What is the factual background and reality of the situation? Since the Supreme Court judgement in the McGee case, any person in Ireland, of any age, and whether married or not, can import contraceptives for private use. They cannot, however, inform themselves about the different methods of family planning because of the provisions of the Censorship of Publications Acts, 1929 and 1946. The result is that there is, in one sense, too much freedom to import without any responsible control—responsible in the sense of responsible information about use. This aspect is very much a reality at the moment, because in July of this year notification was sent to the deputy president of the students union in Trinity College informing him that 36 booklets were withdrawn from a parcel he had ordered because their importation into Ireland was prohibited under the Censorship of Publications Acts 1929 to 1967.
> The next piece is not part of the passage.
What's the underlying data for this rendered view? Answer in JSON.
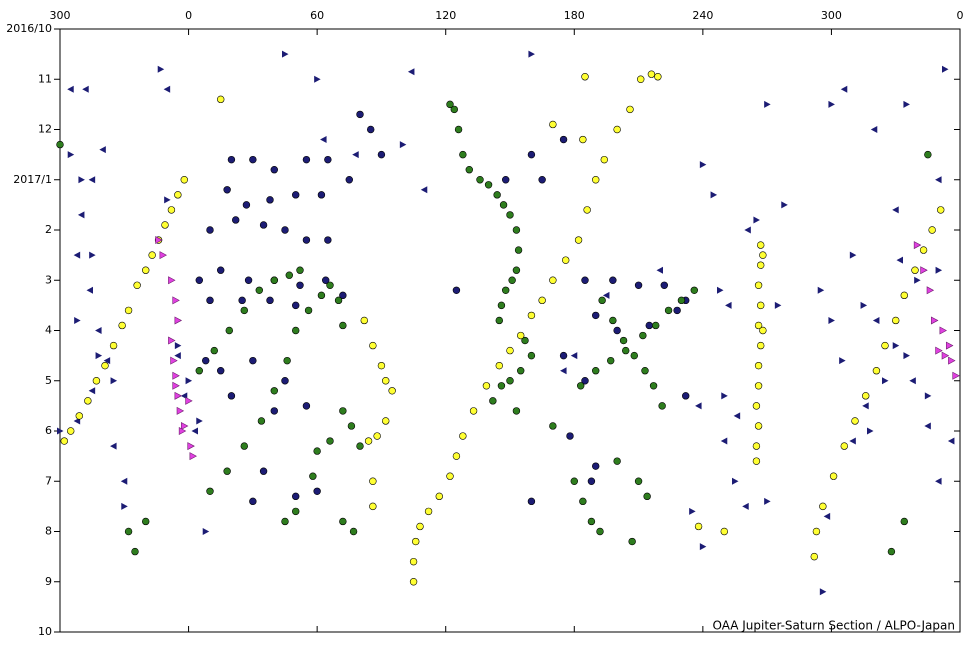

The books in question were 30 copies of a booklet called "Planning with Discretion" and six copies of a booklet called "Manual of Family Planning" by Dr. Eleanor Mears. This latter booklet, which is published by Syntex Information Service for the medical and allied professions, is a standard educational reference for English schools and is available in many of these schools for students in their final years. It is regarded as a balanced educational booklet for school leavers in England. These school leavers, of course, have access to contraceptives where the sale is not illegal. The whole climate in that country is sufficiently different for me not to want to pursue simplistic comparisons with the situation in England.
The reality in Ireland is that young people of 16, 17, 18, 19 and 20 years of age can import contraceptives, can use contraceptives, but they cannot get information to inform themselves about them, to inform themselves about the risks, to inform themselves about the health aspects, to come to a responsible decision. I regard that as being a totally unacceptable and urgent situation. I regard it as a situation which should unite Senators on both sides of the debate on this matter. It should be of concern to those who want control and regulation in relation to contraceptives, as much as to those who want more liberal access including access to information, because the present situation is the worst of both worlds. It is a totally unacceptable situation to responsible members of political parties and, for that reason, I hope we will concern ourselves with the realities of what is happening in Ireland.
There was a decision by the Censorship of Publications Board in November, 1976, banning the family planning booklets issued by the Irish Family Planning Association on the grounds that they were deemed to be indecent or obscene. Since I am professionally retained in that case, and since legal proceedings are issuing, I do not wish to make any comment on that particular matter.
I should like now to refer to some statistics of the practical need which is felt by Irish citizens for access to family planning advice and access to family planning services. As Members of the House know, there are now several family planning clinics operating in Ireland. There are two clinics in Dublin, one in Synge Street and one in Mountjoy Square. There is a clinic in Tuckey Street in Cork. There is one in Navan, one in Limerick and I understand one is about to open in Galway.